Despite having started her course in September, it was not until October that she was allocated a care co-ordinator, a junior psychologist who had never treated anyone with anorexia before and failed to track her weight. Despite instructions that a GP should assess her weekly, she saw doctors as little as three times before her death on Dec 15.
On the morning of Dec 7, Miss Hart collapsed and was taken to the Norwich Acute Trust but was not seen by a doctor for almost five hours – a delay the ombudsman called “inexplicable”.
Mr Behrens apologised for taking so long to publish his report, which hit difficulties after the five previous investigators resigned.
He said: “Averil’s tragic death would have been avoided if the NHS had cared for her appropriately.
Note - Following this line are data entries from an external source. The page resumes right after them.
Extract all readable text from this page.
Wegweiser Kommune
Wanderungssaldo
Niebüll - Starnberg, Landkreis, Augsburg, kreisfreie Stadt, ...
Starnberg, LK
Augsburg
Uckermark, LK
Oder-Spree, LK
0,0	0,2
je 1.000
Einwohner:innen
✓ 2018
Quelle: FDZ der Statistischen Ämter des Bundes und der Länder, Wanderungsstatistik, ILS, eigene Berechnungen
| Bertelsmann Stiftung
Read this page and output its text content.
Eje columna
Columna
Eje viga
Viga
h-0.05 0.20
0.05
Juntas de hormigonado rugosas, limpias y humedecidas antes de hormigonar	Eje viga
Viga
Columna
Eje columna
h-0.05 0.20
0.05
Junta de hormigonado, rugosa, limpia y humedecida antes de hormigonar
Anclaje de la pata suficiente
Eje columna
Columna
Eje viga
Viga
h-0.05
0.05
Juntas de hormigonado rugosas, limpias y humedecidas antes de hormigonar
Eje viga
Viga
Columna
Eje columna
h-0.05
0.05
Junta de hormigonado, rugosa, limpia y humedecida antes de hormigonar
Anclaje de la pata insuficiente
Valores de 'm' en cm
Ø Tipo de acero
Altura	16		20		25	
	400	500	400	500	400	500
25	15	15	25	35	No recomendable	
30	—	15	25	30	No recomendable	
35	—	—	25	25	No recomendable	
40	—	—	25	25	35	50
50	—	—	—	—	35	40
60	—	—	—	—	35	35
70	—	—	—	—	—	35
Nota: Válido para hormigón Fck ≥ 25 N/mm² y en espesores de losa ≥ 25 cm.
Sadly, these failures, and her family’s subsequent fight to get answers, are not unique.
“The families who brought their complaints to us have helped uncover serious issues that require urgent national attention.”
A Department of Health spokesman said: “Averil’s death was a tragedy and it is cases like hers that have led us to make a step change in the way we treat eating disorders in the NHS.”
An NHS Midlands & East spokesman said: “The NHS apologises again for these terrible events. There are now 70 NHS community eating disorder services for children and young people covering the whole of England, backed by £150m of investment.”